Backers of the Lippman Kanfer Prize for Applied Jewish Wisdom awarded a total of $150,000 to seven new and established projects.

The prizes were awarded Monday at the Jewish Funders Network Conference in San Francisco. It was funded by the Akron, Ohio-based Lippman Kanfer Foundation for Living Torah and Democracy and the Democracy Fund, as well as an anonymous donor. It is the second year for the prize.

Winners in the new ideas category, which each received a $15,000 grant, include the Rebuilding Democracy Project from the Northern Virginia Hebrew Congregation, in Reston, which will teach participants how to use Jewish concepts and values to teach healthy political norms.

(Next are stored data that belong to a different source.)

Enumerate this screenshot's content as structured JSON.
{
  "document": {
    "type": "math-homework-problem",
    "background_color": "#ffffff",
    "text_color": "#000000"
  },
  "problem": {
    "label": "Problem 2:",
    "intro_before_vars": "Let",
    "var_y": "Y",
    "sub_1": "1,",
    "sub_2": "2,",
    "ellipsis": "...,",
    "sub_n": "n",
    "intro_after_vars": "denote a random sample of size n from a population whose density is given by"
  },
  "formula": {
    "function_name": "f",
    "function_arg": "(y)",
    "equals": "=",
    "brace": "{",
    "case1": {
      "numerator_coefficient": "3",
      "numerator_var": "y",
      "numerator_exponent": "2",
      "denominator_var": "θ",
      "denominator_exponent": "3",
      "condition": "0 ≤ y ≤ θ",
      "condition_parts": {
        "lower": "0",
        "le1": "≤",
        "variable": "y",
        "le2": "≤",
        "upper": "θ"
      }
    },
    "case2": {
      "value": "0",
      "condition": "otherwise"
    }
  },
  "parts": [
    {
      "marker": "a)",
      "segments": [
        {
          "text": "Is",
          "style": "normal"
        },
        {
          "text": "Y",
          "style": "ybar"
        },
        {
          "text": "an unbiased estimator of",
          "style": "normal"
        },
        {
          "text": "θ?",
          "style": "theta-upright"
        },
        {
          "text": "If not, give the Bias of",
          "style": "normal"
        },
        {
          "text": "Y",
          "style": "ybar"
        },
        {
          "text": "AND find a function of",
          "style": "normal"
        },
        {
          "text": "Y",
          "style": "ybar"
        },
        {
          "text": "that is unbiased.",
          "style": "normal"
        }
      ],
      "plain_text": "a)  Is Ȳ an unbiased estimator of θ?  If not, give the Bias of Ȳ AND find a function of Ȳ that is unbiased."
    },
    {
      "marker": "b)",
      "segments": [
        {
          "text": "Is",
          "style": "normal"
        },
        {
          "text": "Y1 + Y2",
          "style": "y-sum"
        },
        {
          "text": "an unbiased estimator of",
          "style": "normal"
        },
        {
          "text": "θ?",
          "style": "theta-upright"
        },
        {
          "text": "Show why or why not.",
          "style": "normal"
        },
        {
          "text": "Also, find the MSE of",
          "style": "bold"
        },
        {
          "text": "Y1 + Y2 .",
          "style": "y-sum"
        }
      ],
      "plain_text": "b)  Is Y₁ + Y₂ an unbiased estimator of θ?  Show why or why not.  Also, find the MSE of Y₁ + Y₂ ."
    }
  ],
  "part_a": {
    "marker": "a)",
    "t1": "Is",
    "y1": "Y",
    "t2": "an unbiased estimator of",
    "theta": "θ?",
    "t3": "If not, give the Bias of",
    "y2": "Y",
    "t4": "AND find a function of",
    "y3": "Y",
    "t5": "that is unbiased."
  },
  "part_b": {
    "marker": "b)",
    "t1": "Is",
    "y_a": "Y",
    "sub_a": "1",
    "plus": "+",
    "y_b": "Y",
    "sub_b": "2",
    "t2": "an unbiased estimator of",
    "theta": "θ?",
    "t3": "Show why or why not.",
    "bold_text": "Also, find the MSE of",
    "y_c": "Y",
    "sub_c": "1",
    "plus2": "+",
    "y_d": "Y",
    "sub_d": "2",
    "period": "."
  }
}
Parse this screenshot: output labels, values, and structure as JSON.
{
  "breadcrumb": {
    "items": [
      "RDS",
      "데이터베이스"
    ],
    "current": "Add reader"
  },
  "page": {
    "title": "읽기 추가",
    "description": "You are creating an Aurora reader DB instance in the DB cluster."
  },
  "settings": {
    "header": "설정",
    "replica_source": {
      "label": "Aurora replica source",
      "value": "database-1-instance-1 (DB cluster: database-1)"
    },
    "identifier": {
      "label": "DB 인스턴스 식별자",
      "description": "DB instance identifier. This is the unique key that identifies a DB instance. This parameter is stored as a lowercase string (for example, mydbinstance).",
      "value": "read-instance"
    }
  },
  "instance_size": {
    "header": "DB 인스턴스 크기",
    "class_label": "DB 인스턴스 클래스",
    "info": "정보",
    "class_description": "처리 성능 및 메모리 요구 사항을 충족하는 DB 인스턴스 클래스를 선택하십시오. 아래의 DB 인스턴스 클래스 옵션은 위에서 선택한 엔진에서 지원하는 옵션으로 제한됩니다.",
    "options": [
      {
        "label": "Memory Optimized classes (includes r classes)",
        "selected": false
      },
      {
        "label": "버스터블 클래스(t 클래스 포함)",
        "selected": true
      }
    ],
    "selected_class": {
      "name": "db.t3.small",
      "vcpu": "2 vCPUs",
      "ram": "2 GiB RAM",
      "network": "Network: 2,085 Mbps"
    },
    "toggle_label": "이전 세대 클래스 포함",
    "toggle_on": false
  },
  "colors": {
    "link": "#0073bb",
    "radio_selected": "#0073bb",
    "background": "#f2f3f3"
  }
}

Other new initiatives include a pre-college program at Brandeis University called Being the Change: Public Policy, Justice, and Advocacy, and the Los Angeles-based CIVruta, which convenes community leaders in Los Angeles for a daylong civic study session.

Matovu, or What is Good, in St. Louis sponsors Three Occasions: Shalosh Regalim for Civic Engagement, which uses the holidays of Passover, Shavuot and Sukkot to help increase civic engagement and advance regional progress.

Among the winners of the 2019 prize in the established projects category, which each received a $30,000 grant, was Tivnu: Building Justice, the only U.S.-based gap year program for Jewish high school graduates. Students participate in local, grassroots direct-service and advocacy organizations in Portland, Oregon.

Other winners in the category are Facing History and Ourselves, which connects the Holocaust to lessons on prejudice and injustice, and Ikar-Minyan Tzedek: Organizing for Social Change, a Los Angeles community organizing project.